The tennis world is divided over the exchange between Serena Williams and chair umpire Carlos Ramos at the US Open final last week.
The match saw 20-year-old Naomi Osaka defeat six-time US Open Champion Serena Williams 6-2, 6-4. After Williams lost badly in the first set, Williams's trainer, Patrick Mouratoglou, made signals to her during the match, which is considered illegal coaching. Williams later broke her tennis racquet on the court after losing a game.
Williams received escalating penalties for both actions, which amounted to one point for the coaching violation and two points for breaking her racquet. She was then penalised a game for her verbal attack on the umpire following the penalties. She angrily approached the chair umpire twice, calling the chair umpire a "liar" and a "thief" for treating her differently from male players who have performed similar actions and not been penalised. Since the match, the US Tennis Association has fined Williams an additional $17,000 for her violations.
Those in favour of Ramos' response to Williams argue that he did nothing but enforce the rules. Those supporting Williams argue that those rules often are often poorly enforced, particularly in high intensity matches, and the times when they are enforced inflict a double standard on women in the sport. Coaches signalling their players during a game, for example, is technically illegal but is rarely called.
Tennis great John McEnroe, one of the game's most tempestuous characters in his playing days, said the sport must find a way to allow players to express feelings and inject their personality into the game while adhering to the rules. McEnroe told ESPN that Williams should not have been given a violation for breaking her racquet and that the umpire should have warned her early on about what would happen if she did not move on, he said.

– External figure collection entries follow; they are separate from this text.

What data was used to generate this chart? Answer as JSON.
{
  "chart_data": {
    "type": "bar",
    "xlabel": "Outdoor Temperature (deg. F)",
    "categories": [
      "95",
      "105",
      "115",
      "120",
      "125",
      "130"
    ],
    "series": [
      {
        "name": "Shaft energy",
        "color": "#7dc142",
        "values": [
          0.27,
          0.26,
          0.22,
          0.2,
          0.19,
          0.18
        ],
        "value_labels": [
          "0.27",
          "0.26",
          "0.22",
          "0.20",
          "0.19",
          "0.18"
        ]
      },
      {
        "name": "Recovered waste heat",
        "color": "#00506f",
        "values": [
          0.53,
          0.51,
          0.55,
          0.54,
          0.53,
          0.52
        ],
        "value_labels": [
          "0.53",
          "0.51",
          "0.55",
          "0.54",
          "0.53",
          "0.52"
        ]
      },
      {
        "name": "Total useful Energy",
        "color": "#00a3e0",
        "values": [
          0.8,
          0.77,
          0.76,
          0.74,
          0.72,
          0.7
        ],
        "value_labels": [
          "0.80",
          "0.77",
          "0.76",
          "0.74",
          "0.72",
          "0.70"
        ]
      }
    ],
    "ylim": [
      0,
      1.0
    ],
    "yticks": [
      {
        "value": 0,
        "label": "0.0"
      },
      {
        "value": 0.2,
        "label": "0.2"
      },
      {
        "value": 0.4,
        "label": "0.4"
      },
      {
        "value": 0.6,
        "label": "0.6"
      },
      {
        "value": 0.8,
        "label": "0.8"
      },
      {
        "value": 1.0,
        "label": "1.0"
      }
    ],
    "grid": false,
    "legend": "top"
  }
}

"I've said far worse," said McEnroe, a seven-times Grand Slam singles winner, on ESPN. "She's right about the guys being held to a different standard, there's no question."
On the other hand, Richard Ings, a former professional chair umpire who also used to be the ATP Tour Executive Vice-President, Rules and Competition, felt it was Williams who needed to apologise. Ings once issued a warning, point penalty and a game penalty against McEnroe at the 1987 US Open for obscenities directed at the umpire.

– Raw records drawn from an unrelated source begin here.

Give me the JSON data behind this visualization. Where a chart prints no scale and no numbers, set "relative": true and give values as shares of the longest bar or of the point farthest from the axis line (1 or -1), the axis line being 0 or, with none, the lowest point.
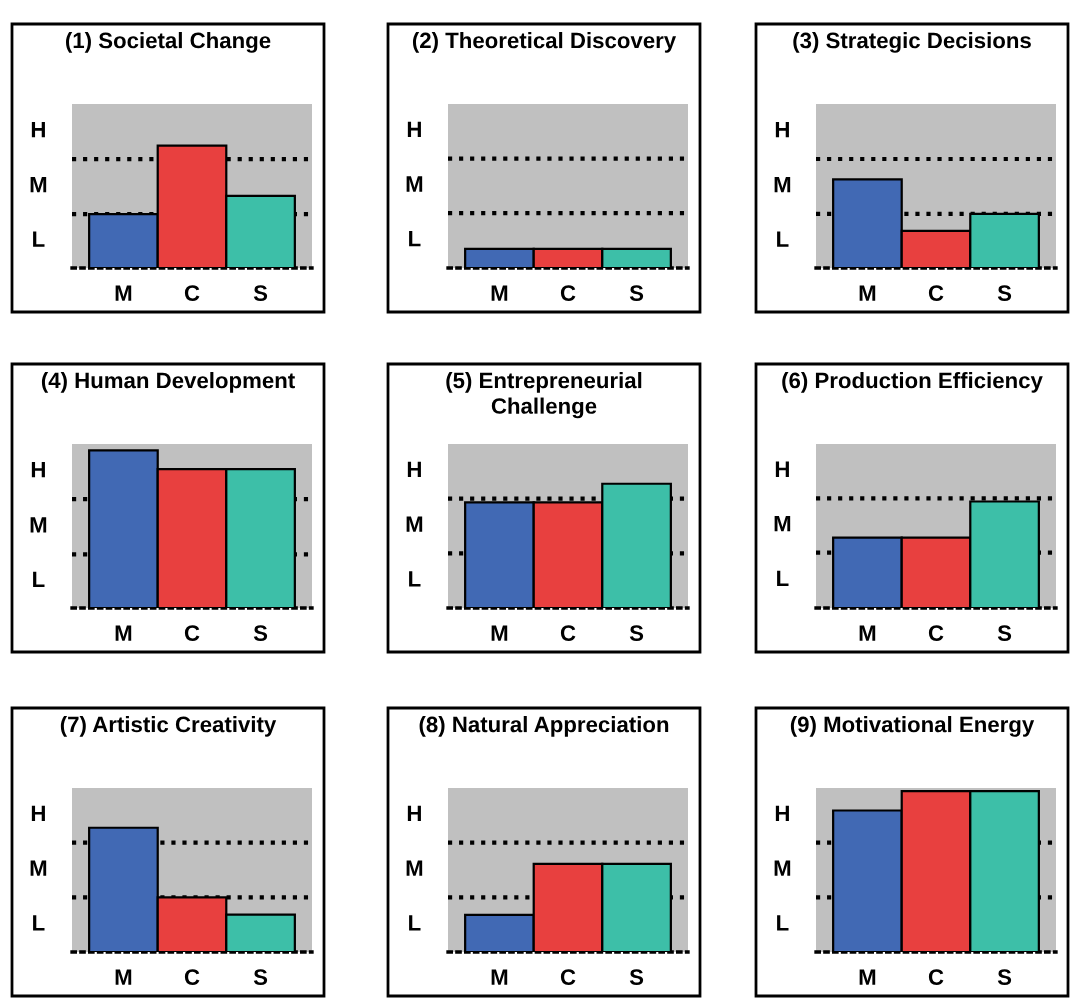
{
  "chart_data": [
    {
      "type": "bar",
      "relative": true,
      "title": "(1) Societal Change",
      "categories": [
        "M",
        "C",
        "S"
      ],
      "values": [
        0.44,
        1,
        0.59
      ],
      "colors": [
        "#4169b4",
        "#e8403f",
        "#3dbfa8"
      ],
      "annotations": [
        "L",
        "M",
        "H"
      ],
      "ref_lines": [
        {
          "axis": "y",
          "value": 0.44,
          "color": "#000000",
          "line_style": "dotted"
        },
        {
          "axis": "y",
          "value": 0.89,
          "color": "#000000",
          "line_style": "dotted"
        }
      ]
    },
    {
      "type": "bar",
      "relative": true,
      "title": "(2) Theoretical Discovery",
      "categories": [
        "M",
        "C",
        "S"
      ],
      "values": [
        1,
        1,
        1
      ],
      "colors": [
        "#4169b4",
        "#e8403f",
        "#3dbfa8"
      ],
      "annotations": [
        "L",
        "M",
        "H"
      ],
      "ref_lines": [
        {
          "axis": "y",
          "value": 2.86,
          "color": "#000000",
          "line_style": "dotted"
        },
        {
          "axis": "y",
          "value": 5.71,
          "color": "#000000",
          "line_style": "dotted"
        }
      ]
    },
    {
      "type": "bar",
      "relative": true,
      "title": "(3) Strategic Decisions",
      "categories": [
        "M",
        "C",
        "S"
      ],
      "values": [
        1,
        0.42,
        0.61
      ],
      "colors": [
        "#4169b4",
        "#e8403f",
        "#3dbfa8"
      ],
      "annotations": [
        "L",
        "M",
        "H"
      ],
      "ref_lines": [
        {
          "axis": "y",
          "value": 0.61,
          "color": "#000000",
          "line_style": "dotted"
        },
        {
          "axis": "y",
          "value": 1.23,
          "color": "#000000",
          "line_style": "dotted"
        }
      ]
    },
    {
      "type": "bar",
      "relative": true,
      "title": "(4) Human Development",
      "categories": [
        "M",
        "C",
        "S"
      ],
      "values": [
        1,
        0.88,
        0.88
      ],
      "colors": [
        "#4169b4",
        "#e8403f",
        "#3dbfa8"
      ],
      "annotations": [
        "L",
        "M",
        "H"
      ],
      "ref_lines": [
        {
          "axis": "y",
          "value": 0.34,
          "color": "#000000",
          "line_style": "dotted"
        },
        {
          "axis": "y",
          "value": 0.69,
          "color": "#000000",
          "line_style": "dotted"
        }
      ]
    },
    {
      "type": "bar",
      "relative": true,
      "title": "(5) Entrepreneurial\nChallenge",
      "categories": [
        "M",
        "C",
        "S"
      ],
      "values": [
        0.85,
        0.85,
        1
      ],
      "colors": [
        "#4169b4",
        "#e8403f",
        "#3dbfa8"
      ],
      "annotations": [
        "L",
        "M",
        "H"
      ],
      "ref_lines": [
        {
          "axis": "y",
          "value": 0.44,
          "color": "#000000",
          "line_style": "dotted"
        },
        {
          "axis": "y",
          "value": 0.88,
          "color": "#000000",
          "line_style": "dotted"
        }
      ]
    },
    {
      "type": "bar",
      "relative": true,
      "title": "(6) Production Efficiency",
      "categories": [
        "M",
        "C",
        "S"
      ],
      "values": [
        0.66,
        0.66,
        1
      ],
      "colors": [
        "#4169b4",
        "#e8403f",
        "#3dbfa8"
      ],
      "annotations": [
        "L",
        "M",
        "H"
      ],
      "ref_lines": [
        {
          "axis": "y",
          "value": 0.52,
          "color": "#000000",
          "line_style": "dotted"
        },
        {
          "axis": "y",
          "value": 1.03,
          "color": "#000000",
          "line_style": "dotted"
        }
      ]
    },
    {
      "type": "bar",
      "relative": true,
      "title": "(7) Artistic Creativity",
      "categories": [
        "M",
        "C",
        "S"
      ],
      "values": [
        1,
        0.44,
        0.3
      ],
      "colors": [
        "#4169b4",
        "#e8403f",
        "#3dbfa8"
      ],
      "annotations": [
        "L",
        "M",
        "H"
      ],
      "ref_lines": [
        {
          "axis": "y",
          "value": 0.44,
          "color": "#000000",
          "line_style": "dotted"
        },
        {
          "axis": "y",
          "value": 0.88,
          "color": "#000000",
          "line_style": "dotted"
        }
      ]
    },
    {
      "type": "bar",
      "relative": true,
      "title": "(8) Natural Appreciation",
      "categories": [
        "M",
        "C",
        "S"
      ],
      "values": [
        0.42,
        1,
        1
      ],
      "colors": [
        "#4169b4",
        "#e8403f",
        "#3dbfa8"
      ],
      "annotations": [
        "L",
        "M",
        "H"
      ],
      "ref_lines": [
        {
          "axis": "y",
          "value": 0.62,
          "color": "#000000",
          "line_style": "dotted"
        },
        {
          "axis": "y",
          "value": 1.24,
          "color": "#000000",
          "line_style": "dotted"
        }
      ]
    },
    {
      "type": "bar",
      "relative": true,
      "title": "(9) Motivational Energy",
      "categories": [
        "M",
        "C",
        "S"
      ],
      "values": [
        0.88,
        1,
        1
      ],
      "colors": [
        "#4169b4",
        "#e8403f",
        "#3dbfa8"
      ],
      "annotations": [
        "L",
        "M",
        "H"
      ],
      "ref_lines": [
        {
          "axis": "y",
          "value": 0.34,
          "color": "#000000",
          "line_style": "dotted"
        },
        {
          "axis": "y",
          "value": 0.68,
          "color": "#000000",
          "line_style": "dotted"
        }
      ]
    }
  ]
}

"We should not let her record, as glowing as it is, overshadow the fact that on this day, in this match Williams was wrong," Ings wrote in The Sydney Morning Herald. "The decisions made by Ramos had nothing to do with sexism or racism. They had everything to do with observing clear breaches of the grand slam code of conduct and then having the courage to call them without fear or favour."
Reuters reports that the official Grand Slam rulebook seems to be slightly more lenient than demonstrated in the match. According to the rules, a first infraction gets a warning, a second offence results in a point penalty while a third brings about a game penalty. Williams lost a point beginning with her trainer's first mid-game coaching infraction. However, the rule book also states that players who receive coaching during a match or intentionally destroy a racquet shall be penalised in accordance with the point penalty schedule, which appears to support Ramos' decision to penalise the first infraction.
The debate over sexism in tennis has overshadowed the mutually supportive words between the two players in the final.
Before receiving her runner-up prize, Serena thanked the fans for their support and said, “I don’t want to be rude, I don’t want to do questions, she [Osaka] played well, this is her first Grand Slam” and added (after a moment of emotional silence), “let’s make this the best moment… let’s not boo any more… congratulations Naomi”.
As reported by Reuters, Osaka was full of praise for her childhood idol, and said, "It was always my dream to play Serena in the US Open finals ... I’m really grateful I was able to play with you."
In response to Osaka’s compliment, 23-time Grand Slam winner Serena praised the performance of her opponent and said, "She was so focused… I think, whenever I had a break point, she came up with a great serve. Honestly, there's a lot I can learn from her from this match. I hope to learn a lot from that."